La fureur meurtrière est certes ici spectaculaire ("les visages des victimes furent frappés au point de devenir méconnaissables" ; les meurtrières utilisèrent des couteaux et même un marteau). Elle n'est pourtant pas si étonnante. L'humain est capable de la plus grande violence, l'histoire de la justice en fait foi. Il n'y a pas à considérer, parce qu'un crime est particulièrement violent, et qu'il semble tout à fait odieux, que, pour autant, le criminel soit fou. Il se trouve que, dans l'éventail des réactions humaines, la plus grande violence, comme la plus grande tendresse, a sa place.
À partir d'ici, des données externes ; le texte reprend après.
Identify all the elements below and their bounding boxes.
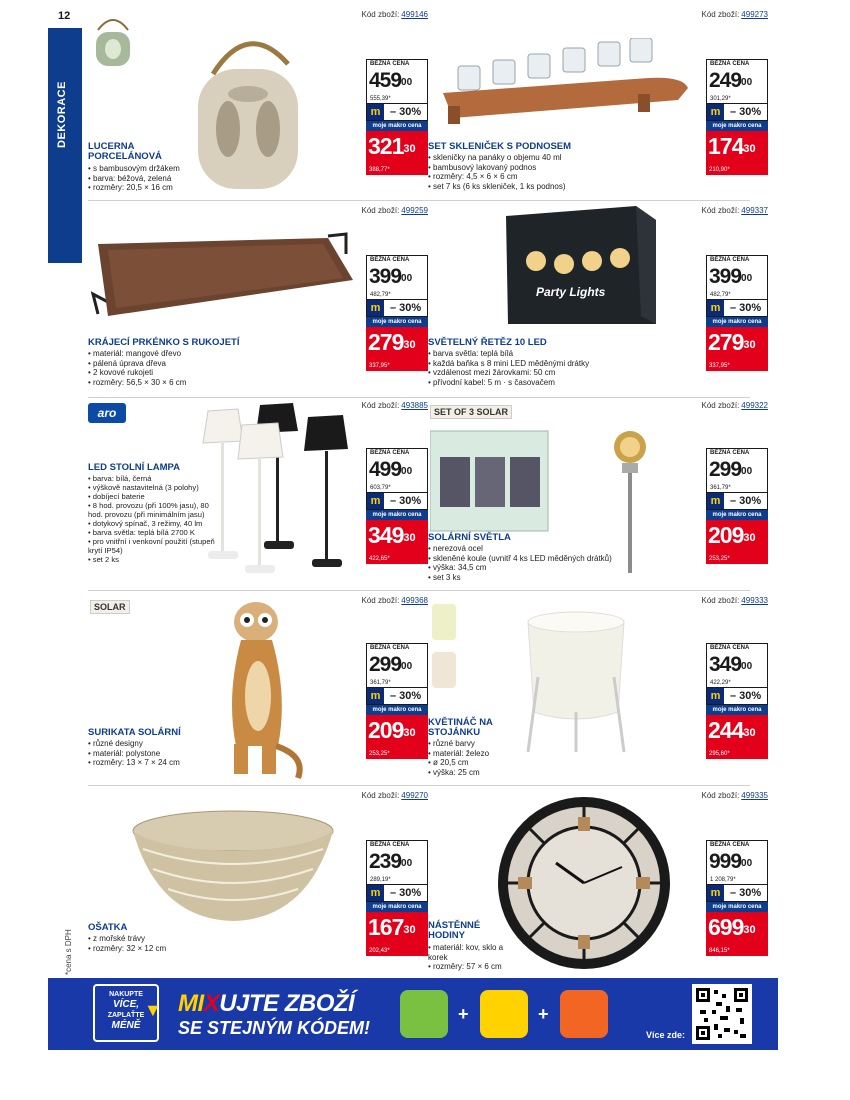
product-code: Kód zboží: 499368 (361, 596, 428, 605)
discount-percent: – 30% (725, 688, 767, 704)
makro-price-label: moje makro cena (706, 510, 768, 520)
bullet: • každá baňka s 8 mini LED měděnými drátky (428, 359, 638, 369)
makro-logo-icon: m (367, 493, 385, 509)
price-box (706, 643, 768, 759)
makro-price-label: moje makro cena (366, 902, 428, 912)
product-code: Kód zboží: 499333 (701, 596, 768, 605)
product-title: LED STOLNÍ LAMPA (88, 462, 181, 473)
product-bullets (428, 153, 628, 191)
product-card[interactable] (88, 10, 428, 200)
bullet: • výška: 25 cm (428, 768, 528, 778)
product-card[interactable] (428, 206, 768, 396)
bullet: • přívodní kabel: 5 m · s časovačem (428, 378, 638, 388)
product-bullets (428, 349, 638, 387)
discount-row (706, 103, 768, 121)
product-code: Kód zboží: 499337 (701, 206, 768, 215)
product-bullets (88, 739, 288, 768)
bullet: • výška: 34,5 cm (428, 563, 638, 573)
promo-price: $349^{30}$ 422,65* (366, 520, 428, 564)
product-bullets (88, 349, 288, 387)
bullet: • vzdálenost mezi žárovkami: 50 cm (428, 368, 638, 378)
bullet: • 2 kovové rukojeti (88, 368, 288, 378)
bullet: • set 3 ks (428, 573, 638, 583)
row-divider (88, 200, 750, 201)
regular-price-label: BĚŽNÁ CENA (706, 840, 768, 850)
product-code: Kód zboží: 493885 (361, 401, 428, 410)
discount-row (706, 492, 768, 510)
price-box (366, 840, 428, 956)
discount-row (706, 299, 768, 317)
product-image (128, 809, 338, 929)
product-card[interactable] (428, 401, 768, 591)
makro-logo-icon: m (367, 885, 385, 901)
regular-price: $459^{00}$ 555,39* (366, 69, 428, 103)
discount-percent: – 30% (385, 688, 427, 704)
banner-subheadline: SE STEJNÝM KÓDEM! (178, 1018, 371, 1038)
promo-price: $174^{30}$ 210,90* (706, 131, 768, 175)
regular-price-label: BĚŽNÁ CENA (366, 448, 428, 458)
discount-row (366, 687, 428, 705)
chevron-down-icon: ▼ (144, 1000, 162, 1020)
promo-price: $209^{30}$ 253,25* (706, 520, 768, 564)
box-text: Party Lights (536, 285, 606, 299)
product-card[interactable] (428, 791, 768, 981)
bullet: • nerezová ocel (428, 544, 638, 554)
discount-row (366, 299, 428, 317)
puzzle-piece-icon (560, 990, 608, 1038)
product-card[interactable] (88, 596, 428, 786)
buy-more-badge: NAKUPTE VÍCE, ZAPLAŤTE MÉNĚ (93, 984, 159, 1042)
price-box (366, 59, 428, 175)
regular-price: $399^{00}$ 482,79* (706, 265, 768, 299)
product-image (496, 206, 656, 324)
product-card[interactable] (88, 401, 428, 591)
product-bullets (428, 943, 518, 972)
regular-price: $299^{00}$ 361,79* (366, 653, 428, 687)
bullet: • barva: bílá, černá (88, 474, 223, 483)
bullet: • různé barvy (428, 739, 528, 749)
discount-percent: – 30% (725, 300, 767, 316)
regular-price-label: BĚŽNÁ CENA (366, 59, 428, 69)
product-title: SURIKATA SOLÁRNÍ (88, 727, 181, 738)
bullet: • rozměry: 4,5 × 6 × 6 cm (428, 172, 628, 182)
bullet: • z mořské trávy (88, 934, 288, 944)
product-image (438, 38, 688, 128)
vat-note: *cena s DPH (64, 929, 73, 975)
regular-price-label: BĚŽNÁ CENA (366, 840, 428, 850)
discount-percent: – 30% (385, 300, 427, 316)
product-code: Kód zboží: 499322 (701, 401, 768, 410)
product-code: Kód zboží: 499146 (361, 10, 428, 19)
bullet: • materiál: železo (428, 749, 528, 759)
price-box (366, 255, 428, 371)
promo-price: $167^{30}$ 202,43* (366, 912, 428, 956)
product-title: SOLÁRNÍ SVĚTLA (428, 532, 511, 543)
section-tab (48, 28, 82, 263)
product-bullets (428, 739, 528, 777)
price-box (366, 643, 428, 759)
bullet: • s bambusovým držákem (88, 164, 278, 174)
regular-price-label: BĚŽNÁ CENA (706, 643, 768, 653)
promo-price: $279^{30}$ 337,95* (366, 327, 428, 371)
price-box (366, 448, 428, 564)
product-bullets (88, 164, 278, 193)
puzzle-piece-icon (480, 990, 528, 1038)
product-title: KRÁJECÍ PRKÉNKO S RUKOJETÍ (88, 337, 240, 348)
product-card[interactable] (428, 10, 768, 200)
product-bullets (428, 544, 638, 582)
product-code: Kód zboží: 499270 (361, 791, 428, 800)
banner-headline: MIXUJTE ZBOŽÍ (178, 990, 355, 1017)
discount-row (706, 687, 768, 705)
aro-logo: aro (88, 403, 126, 423)
plus-icon: + (458, 1004, 469, 1024)
product-card[interactable] (88, 206, 428, 396)
set-solar-badge: SET OF 3 SOLAR (430, 405, 512, 419)
product-card[interactable] (88, 791, 428, 981)
regular-price: $299^{00}$ 361,79* (706, 458, 768, 492)
discount-row (366, 492, 428, 510)
puzzle-piece-icon (400, 990, 448, 1038)
makro-price-label: moje makro cena (366, 510, 428, 520)
bullet: • set 2 ks (88, 555, 223, 564)
regular-price: $499^{00}$ 603,79* (366, 458, 428, 492)
bullet: • rozměry: 20,5 × 16 cm (88, 183, 278, 193)
product-title: NÁSTĚNNÉ HODINY (428, 920, 481, 941)
regular-price: $249^{00}$ 301,29* (706, 69, 768, 103)
makro-logo-icon: m (367, 104, 385, 120)
qr-code-icon[interactable] (692, 984, 752, 1044)
bullet: • materiál: kov, sklo a korek (428, 943, 518, 962)
product-title: OŠATKA (88, 922, 128, 933)
discount-percent: – 30% (385, 104, 427, 120)
more-info-label: Více zde: (646, 1030, 686, 1040)
regular-price: $399^{00}$ 482,79* (366, 265, 428, 299)
page-number: 12 (58, 10, 71, 22)
bullet: • skleněné koule (uvnitř 4 ks LED měděných drátků) (428, 554, 638, 564)
section-label: DEKORACE (56, 81, 68, 148)
product-code: Kód zboží: 499273 (701, 10, 768, 19)
regular-price-label: BĚŽNÁ CENA (366, 643, 428, 653)
product-thumbnail (88, 10, 138, 70)
makro-price-label: moje makro cena (706, 121, 768, 131)
price-box (706, 255, 768, 371)
bullet: • skleničky na panáky o objemu 40 ml (428, 153, 628, 163)
bullet: • materiál: polystone (88, 749, 288, 759)
bullet: • rozměry: 57 × 6 cm (428, 962, 518, 972)
bullet: • barva: béžová, zelená (88, 174, 278, 184)
bullet: • rozměry: 32 × 12 cm (88, 944, 288, 954)
makro-logo-icon: m (367, 300, 385, 316)
makro-logo-icon: m (367, 688, 385, 704)
makro-price-label: moje makro cena (706, 317, 768, 327)
regular-price-label: BĚŽNÁ CENA (706, 255, 768, 265)
discount-row (706, 884, 768, 902)
promo-price: $244^{30}$ 295,60* (706, 715, 768, 759)
product-image (88, 224, 358, 324)
makro-logo-icon: m (707, 104, 725, 120)
bullet: • barva světla: teplá bílá 2700 K (88, 528, 223, 537)
promo-price: $321^{30}$ 388,77* (366, 131, 428, 175)
bullet: • materiál: mangové dřevo (88, 349, 288, 359)
makro-logo-icon: m (707, 688, 725, 704)
makro-price-label: moje makro cena (706, 705, 768, 715)
bullet: • dotykový spínač, 3 režimy, 40 lm (88, 519, 223, 528)
discount-row (366, 103, 428, 121)
regular-price: $239^{00}$ 289,19* (366, 850, 428, 884)
bullet: • pro vnitřní i venkovní použití (stupeň krytí IP54) (88, 537, 223, 555)
regular-price-label: BĚŽNÁ CENA (706, 59, 768, 69)
promo-banner[interactable] (48, 978, 778, 1050)
product-image (494, 793, 674, 973)
price-box (706, 448, 768, 564)
discount-percent: – 30% (385, 493, 427, 509)
product-bullets (88, 934, 288, 953)
regular-price: $349^{00}$ 422,29* (706, 653, 768, 687)
regular-price-label: BĚŽNÁ CENA (366, 255, 428, 265)
discount-percent: – 30% (725, 104, 767, 120)
bullet: • rozměry: 56,5 × 30 × 6 cm (88, 378, 288, 388)
discount-percent: – 30% (725, 885, 767, 901)
product-code: Kód zboží: 499335 (701, 791, 768, 800)
bullet: • různé designy (88, 739, 288, 749)
price-box (706, 59, 768, 175)
makro-price-label: moje makro cena (366, 121, 428, 131)
product-bullets (88, 474, 223, 564)
bullet: • rozměry: 13 × 7 × 24 cm (88, 758, 288, 768)
bullet: • barva světla: teplá bílá (428, 349, 638, 359)
solar-badge: SOLAR (90, 600, 130, 614)
product-title: LUCERNA PORCELÁNOVÁ (88, 141, 162, 162)
makro-price-label: moje makro cena (366, 317, 428, 327)
makro-logo-icon: m (707, 300, 725, 316)
plus-icon: + (538, 1004, 549, 1024)
product-code: Kód zboží: 499259 (361, 206, 428, 215)
makro-logo-icon: m (707, 885, 725, 901)
bullet: • ø 20,5 cm (428, 758, 528, 768)
row-divider (88, 397, 750, 398)
regular-price: $999^{00}$ 1 208,79* (706, 850, 768, 884)
promo-price: $699^{30}$ 846,15* (706, 912, 768, 956)
makro-logo-icon: m (707, 493, 725, 509)
discount-percent: – 30% (385, 885, 427, 901)
bullet: • dobíjecí baterie (88, 492, 223, 501)
discount-row (366, 884, 428, 902)
product-title: SVĚTELNÝ ŘETĚZ 10 LED (428, 337, 547, 348)
promo-price: $209^{30}$ 253,25* (366, 715, 428, 759)
bullet: • 8 hod. provozu (při 100% jasu), 80 hod. provozu (při minimálním jasu) (88, 501, 223, 519)
product-title: KVĚTINÁČ NA STOJÁNKU (428, 717, 493, 738)
price-box (706, 840, 768, 956)
bullet: • výškově nastavitelná (3 polohy) (88, 483, 223, 492)
bullet: • pálená úprava dřeva (88, 359, 288, 369)
product-card[interactable] (428, 596, 768, 786)
regular-price-label: BĚŽNÁ CENA (706, 448, 768, 458)
product-image (428, 602, 648, 762)
discount-percent: – 30% (725, 493, 767, 509)
makro-price-label: moje makro cena (706, 902, 768, 912)
promo-price: $279^{30}$ 337,95* (706, 327, 768, 371)
product-title: SET SKLENIČEK S PODNOSEM (428, 141, 572, 152)
bullet: • bambusový lakovaný podnos (428, 163, 628, 173)
bullet: • set 7 ks (6 ks skleniček, 1 ks podnos) (428, 182, 628, 192)
makro-price-label: moje makro cena (366, 705, 428, 715)
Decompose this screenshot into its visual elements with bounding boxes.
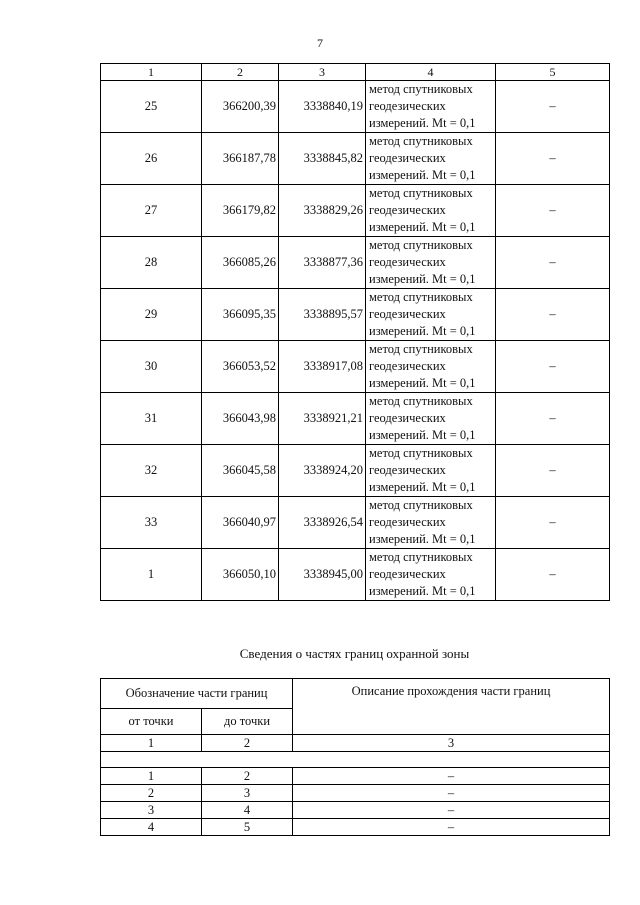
method-line: метод спутниковых [369,550,473,564]
x-coordinate: 366045,58 [202,445,279,497]
method-line: геодезических [369,411,446,425]
point-number: 29 [101,289,202,341]
y-coordinate: 3338895,57 [279,289,366,341]
method-line: измерений. Mt = 0,1 [369,324,476,338]
section-title: Сведения о частях границ охранной зоны [239,646,470,661]
method-line: геодезических [369,463,446,477]
method-line: геодезических [369,359,446,373]
column-number: 5 [496,64,610,81]
method-line: геодезических [369,567,446,581]
method-line: метод спутниковых [369,186,473,200]
method-cell [366,445,496,497]
y-coordinate: 3338840,19 [279,81,366,133]
description-cell: – [293,819,610,836]
boundary-part-row [101,802,610,819]
y-coordinate: 3338926,54 [279,497,366,549]
method-cell [366,341,496,393]
method-line: метод спутниковых [369,290,473,304]
x-coordinate: 366053,52 [202,341,279,393]
method-line: измерений. Mt = 0,1 [369,168,476,182]
to-point: 5 [202,819,293,836]
x-coordinate: 366179,82 [202,185,279,237]
method-line: геодезических [369,151,446,165]
coordinates-row [101,133,610,185]
parts-column-numbers-row [101,735,610,752]
method-line: метод спутниковых [369,82,473,96]
note-cell: – [496,289,610,341]
column-number: 1 [101,735,202,752]
method-cell [366,185,496,237]
x-coordinate: 366050,10 [202,549,279,601]
point-number: 31 [101,393,202,445]
method-line: геодезических [369,99,446,113]
description-cell: – [293,785,610,802]
method-line: метод спутниковых [369,498,473,512]
method-line: измерений. Mt = 0,1 [369,428,476,442]
method-cell [366,81,496,133]
parts-empty-row [101,752,610,768]
from-point-header: от точки [101,709,202,735]
description-cell: – [293,768,610,785]
note-cell: – [496,185,610,237]
method-line: метод спутниковых [369,238,473,252]
note-cell: – [496,237,610,289]
method-line: геодезических [369,515,446,529]
note-cell: – [496,81,610,133]
coordinates-row [101,185,610,237]
column-number: 1 [101,64,202,81]
point-number: 25 [101,81,202,133]
method-line: измерений. Mt = 0,1 [369,376,476,390]
coordinates-row [101,81,610,133]
from-point: 3 [101,802,202,819]
method-line: геодезических [369,255,446,269]
x-coordinate: 366085,26 [202,237,279,289]
to-point: 3 [202,785,293,802]
note-cell: – [496,497,610,549]
column-number: 3 [293,735,610,752]
coordinates-row [101,549,610,601]
boundary-part-row [101,785,610,802]
coordinates-row [101,393,610,445]
note-cell: – [496,549,610,601]
x-coordinate: 366040,97 [202,497,279,549]
coordinates-row [101,341,610,393]
from-point: 2 [101,785,202,802]
point-number: 30 [101,341,202,393]
description-header: Описание прохождения части границ [293,679,610,735]
method-line: геодезических [369,203,446,217]
x-coordinate: 366200,39 [202,81,279,133]
point-number: 27 [101,185,202,237]
to-point: 4 [202,802,293,819]
note-cell: – [496,133,610,185]
y-coordinate: 3338877,36 [279,237,366,289]
y-coordinate: 3338921,21 [279,393,366,445]
boundary-part-row [101,768,610,785]
coordinates-row [101,237,610,289]
description-cell: – [293,802,610,819]
method-line: измерений. Mt = 0,1 [369,532,476,546]
method-line: измерений. Mt = 0,1 [369,584,476,598]
method-cell [366,549,496,601]
to-point: 2 [202,768,293,785]
column-number: 3 [279,64,366,81]
point-number: 26 [101,133,202,185]
y-coordinate: 3338945,00 [279,549,366,601]
method-line: метод спутниковых [369,342,473,356]
y-coordinate: 3338924,20 [279,445,366,497]
coordinates-row [101,445,610,497]
boundary-parts-table [100,678,610,836]
method-line: измерений. Mt = 0,1 [369,480,476,494]
column-number: 4 [366,64,496,81]
empty-cell [101,752,610,768]
parts-header-row [101,679,610,709]
x-coordinate: 366043,98 [202,393,279,445]
method-line: измерений. Mt = 0,1 [369,272,476,286]
y-coordinate: 3338845,82 [279,133,366,185]
x-coordinate: 366095,35 [202,289,279,341]
method-line: метод спутниковых [369,134,473,148]
point-number: 32 [101,445,202,497]
boundary-part-row [101,819,610,836]
point-number: 33 [101,497,202,549]
x-coordinate: 366187,78 [202,133,279,185]
page-number: 7 [317,36,323,50]
method-cell [366,497,496,549]
method-cell [366,133,496,185]
to-point-header: до точки [202,709,293,735]
method-cell [366,289,496,341]
coordinates-table [100,63,610,601]
y-coordinate: 3338829,26 [279,185,366,237]
point-number: 1 [101,549,202,601]
y-coordinate: 3338917,08 [279,341,366,393]
column-number: 2 [202,735,293,752]
method-line: метод спутниковых [369,446,473,460]
designation-header: Обозначение части границ [101,679,293,709]
column-number: 2 [202,64,279,81]
coordinates-header-row [101,64,610,81]
from-point: 4 [101,819,202,836]
note-cell: – [496,341,610,393]
method-line: измерений. Mt = 0,1 [369,116,476,130]
note-cell: – [496,393,610,445]
coordinates-row [101,497,610,549]
method-line: геодезических [369,307,446,321]
method-line: измерений. Mt = 0,1 [369,220,476,234]
method-cell [366,237,496,289]
point-number: 28 [101,237,202,289]
from-point: 1 [101,768,202,785]
coordinates-row [101,289,610,341]
note-cell: – [496,445,610,497]
method-cell [366,393,496,445]
method-line: метод спутниковых [369,394,473,408]
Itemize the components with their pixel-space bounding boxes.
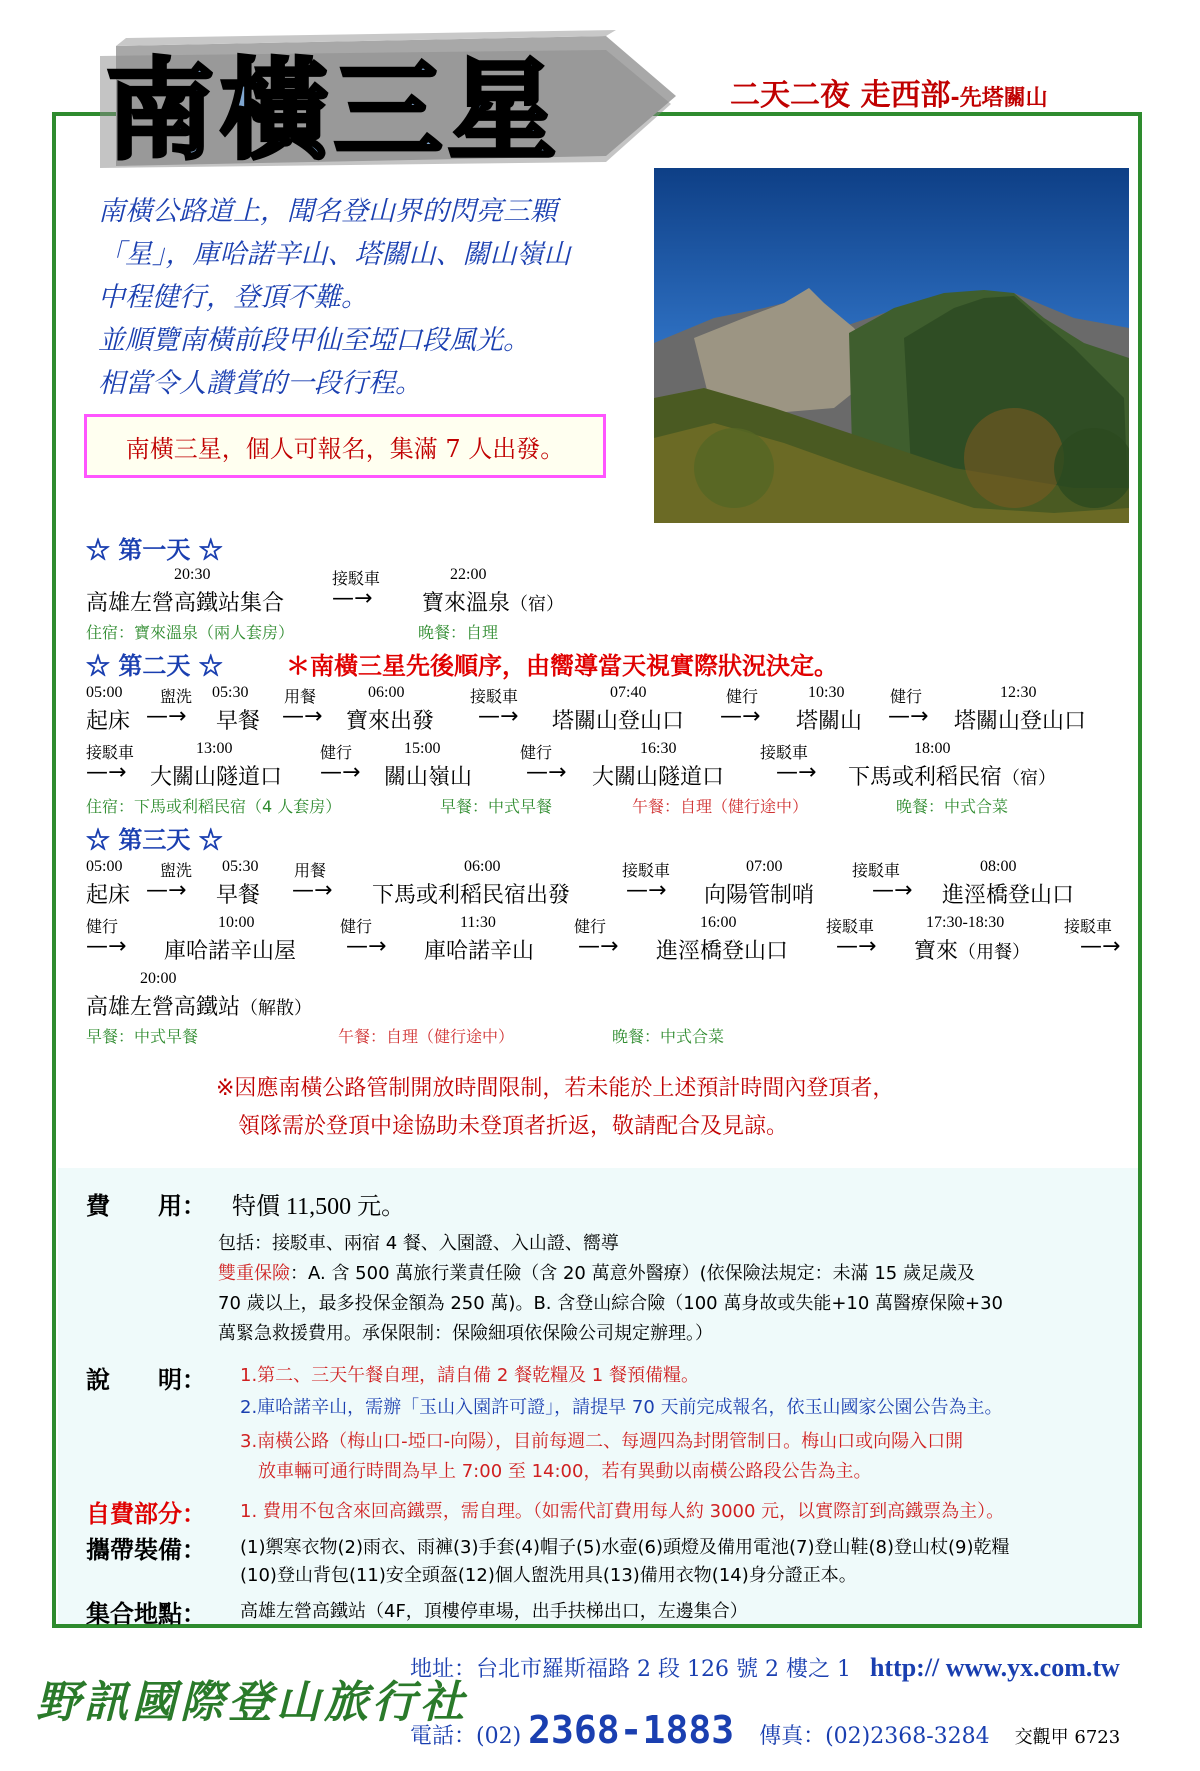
signup-notice: 南橫三星，個人可報名，集滿 7 人出發。 <box>84 414 606 478</box>
time-label: 11:30 <box>460 914 496 931</box>
phone-label: 電話：(02) <box>410 1724 522 1749</box>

Ce qui a peut-être étonné dans le cas des soeurs Papin, c'est que, selon les déclarations de leur patron, Monsieur Lancelin, les deux filles étaient des "servantes modèles, donnant entière satisfaction à leurs employeurs depuis le début, les deux soeurs, par ailleurs, sortaient peu, n'avaient pas d'amies, aucune relation masculine - ce qui renforce leur réputation de bonne moralité." (Frédéric Chauvaud). Bref, elles jouaient parfaitement bien leur rôle, se tenaient à leur place, mais c'est un lieu commun que de rappeler que la fonction n'est pas l'homme. D'une certaine manière, les bonnes étaient trop bonnes, se contentant, semble-t-il, de peu et, du reste, ne semblant pas en souffrir : "Si nous avions eu à nous plaindre, nous serions parties !" (propos de Christine Papin cité par Frédéric Chauvaud). Qu'elles aient fini par être prises de colère, de soudaine fureur, jusqu'à en tuer, indique seulement que les humains sont capables de parfaitement rentrer dans un rôle, de se maîtriser pendant des années, et puis soudainement, pour un mot de travers, une vexation de trop, d'éclater, de laisser leur force physique prendre le dessus sur leur habituelle maîtrise d'eux-mêmes et de devenir semblables au chien qui se retourne, sans raison apparente, contre son maître.

4.
Au jugement de Lacan concernant une éventuelle "homosexualité inconsciente" (et alors ?) et une "perversion sadomasochiste" (et alors encore ?) qui auraient amené les soeurs Papin, "dans l'anxiété d'une punition imminente", à massacrer leur patronne et sa fille, je préfère ces paroles d'André Salmon : "Les soeurs Papin ? Deux orphelines tirées de l'orphelinat par une dame et sa fille faisant des deux orphelines deux bonnes à tout faire. Les orphelines ? Complètement abruties par leurs longues années d'orphelinat." Selon Salmon, les deux jeunes femmes auraient longtemps été "accablées de tâches sordides", auraient longtemps supporté la méchanceté de leurs patronnes jusqu'à ce que : "Un soir, comme ces dames revenaient de la promenade, les deux orphelines leur sautèrent sur le poil et leur firent la peau." (cités, Lacan et Salmon, par Frédéric Chauvaud).

5.
A propos du marxisme, j'ai entendu à la radio ceci (je cite de mémoire) : "Il ne peut y avoir de lutte finale, puisqu'après la lutte, il n'y a plus rien." C'est qu'en admettant que la lutte des classes trouve une solution dans une hypothétique lutte finale, ou, plus probablement, dans la fin de la rareté naturelle (et donc la satisfaction de ses besoins vitaux), gageons qu'aux luttes sociales et aux revendications salariales se substitueront conflits individuels, agressivité des consciences, frustrations nées de désirs nouveaux et nécessairement insatisfaits.